Previously in the camp of “voluntary learning” while waiting for official word from the Governor’s office on school closure, Dike-New Hartford schools have begun the transition to “required learning” as part of educational extension measures. Governor Kim Reynolds ordered on April 17 that all Iowa schools would be closed through the end of the scholastic year. This caused a realignment in many districts across the state, including the D-NH community.

According to Dike-New Hartford Superintendent Justin Stockdale, the decision to switch from voluntary education to required wasn’t made lightly.

“There was a lot of uncertainty at first,” Stockdale said, “and we knew the staff needed time to get their feet underneath them with online learning in terms of prep, planning, and the logistics.”
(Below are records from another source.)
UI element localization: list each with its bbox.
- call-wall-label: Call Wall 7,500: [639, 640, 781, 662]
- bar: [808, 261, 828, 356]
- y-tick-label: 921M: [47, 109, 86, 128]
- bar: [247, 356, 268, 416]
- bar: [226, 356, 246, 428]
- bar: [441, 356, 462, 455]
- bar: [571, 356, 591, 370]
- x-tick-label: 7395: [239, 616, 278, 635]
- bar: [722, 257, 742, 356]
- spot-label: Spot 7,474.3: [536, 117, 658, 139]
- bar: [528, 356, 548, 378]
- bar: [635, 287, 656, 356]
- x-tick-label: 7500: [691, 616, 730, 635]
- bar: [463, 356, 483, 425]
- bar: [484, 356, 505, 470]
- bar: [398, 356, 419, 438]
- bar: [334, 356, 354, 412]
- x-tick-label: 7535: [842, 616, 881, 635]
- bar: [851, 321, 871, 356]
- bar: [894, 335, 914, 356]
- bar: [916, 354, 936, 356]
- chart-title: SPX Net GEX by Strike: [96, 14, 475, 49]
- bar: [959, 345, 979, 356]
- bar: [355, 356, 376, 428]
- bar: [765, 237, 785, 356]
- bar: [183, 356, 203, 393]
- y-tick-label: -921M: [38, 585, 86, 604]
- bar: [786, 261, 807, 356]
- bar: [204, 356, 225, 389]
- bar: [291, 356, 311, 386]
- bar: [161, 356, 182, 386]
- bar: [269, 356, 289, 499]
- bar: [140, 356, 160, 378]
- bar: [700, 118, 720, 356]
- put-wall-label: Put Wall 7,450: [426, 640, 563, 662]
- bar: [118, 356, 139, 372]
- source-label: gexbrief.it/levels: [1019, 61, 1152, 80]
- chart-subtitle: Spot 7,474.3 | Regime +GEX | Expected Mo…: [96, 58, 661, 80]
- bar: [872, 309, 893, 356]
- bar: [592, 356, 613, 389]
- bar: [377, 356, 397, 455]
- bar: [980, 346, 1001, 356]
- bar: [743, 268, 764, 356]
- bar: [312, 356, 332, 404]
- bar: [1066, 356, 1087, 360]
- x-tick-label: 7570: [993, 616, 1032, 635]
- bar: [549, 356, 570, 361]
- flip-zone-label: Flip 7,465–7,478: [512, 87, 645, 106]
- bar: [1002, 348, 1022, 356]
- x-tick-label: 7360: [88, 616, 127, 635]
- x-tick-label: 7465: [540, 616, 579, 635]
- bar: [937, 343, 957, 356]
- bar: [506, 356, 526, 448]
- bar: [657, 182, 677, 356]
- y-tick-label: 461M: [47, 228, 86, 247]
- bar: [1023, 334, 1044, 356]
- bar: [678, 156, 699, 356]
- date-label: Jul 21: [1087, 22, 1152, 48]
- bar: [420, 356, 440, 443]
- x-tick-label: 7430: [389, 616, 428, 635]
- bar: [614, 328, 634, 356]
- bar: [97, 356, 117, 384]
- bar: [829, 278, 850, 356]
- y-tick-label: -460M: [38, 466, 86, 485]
Stockdale explained that transitioning from one position to the other was the most rational way to handle the situation.

“This doesn’t happen overnight,” he said, “going the voluntary route gave staff time to practice and provide enrichment opportunities to those who decided to join.”

When Gov. Reynolds officially declared that Iowans would not be returning to school this year, Stockdale and district staff members met through teleconference to vote on how best to proceed. It was a majority vote to switch to required learning, and after the weekend, met with the school board for an official decision. It was decided that grades 9, 10, and 11 would fall under the required learning opportunity, while Kindergarten through grade 8 would still be voluntary.

Seniors would be under a validation of Pass or No Pass, with the qualifiers for anyone currently enrolled in a class being that they would automatically receive a Pass. If a student receives a No Pass, they will be considered as “withdrawn”. According to the NCAA, any student receiving a Pass will be accepted as part of continued education.

Required distance learning can present challenges for certain families, especially those that do not have access to the necessary resources to attend online classes, or those with special education requirements. However, Stockdale has said that they are already taking care of those issues.

“Chad Bixby, our Technology Director will be setting up connectivity,” Stockdale said, “anyone without internet access will have it, and the school will pay for it …the priority is to make sure that if you’re requiring kids to [take online classes], to make sure they can get in.”

Considerable thought has been given to Special Education, and the best implementation for their learning. Meetings have been held with department staff and 88 partners using a litany of material to plan for the specific requirements for learning.

All of this will roll out on Monday, May 4, and will carry on until the end of the school year. Stockdale indicated that next week will be decisive in seeing how everything comes together.

“Certain content lends itself better to online instruction compared to others.” He said, “Watching that unfold will be the best way to tell where our support will need to flow to. We don’t have any classes we aren’t offering, if that says anything.”

Stockdale indicated that next week will be decisive in seeing how everything comes together.

Seniors’ final day of school was originally slated to be May 8, and according to Stockdale, there are tentative plans for a summer ceremony for those graduates, depending on how quickly the global crisis improves. Some projections are as early as June 17, or as late as August.

“We’ve picked a range of dates,” Stockdale said, “we are considering holding a ceremony outside, like the football stadium, a place where we can honor social distancing guidelines. If things don’t improve enough to have gathering, we might have to go digital to give these kids the recognition they deserve.”

Nothing is without challenges, but Stockdale has a lot of confidence in his administration and staff in the district.

“I can’t applaud our teachers enough,” he said, “I’ve been really proud of them. There’s no script for how to move forward. It doesn’t matter if you’re in education, or the healthcare industry, you’re an essential employee to navigate [the pandemic]. We will continue to focus on what’s best for our kids, and I want to reassure everyone that they are in good hands. By sticking together, we will get through this.”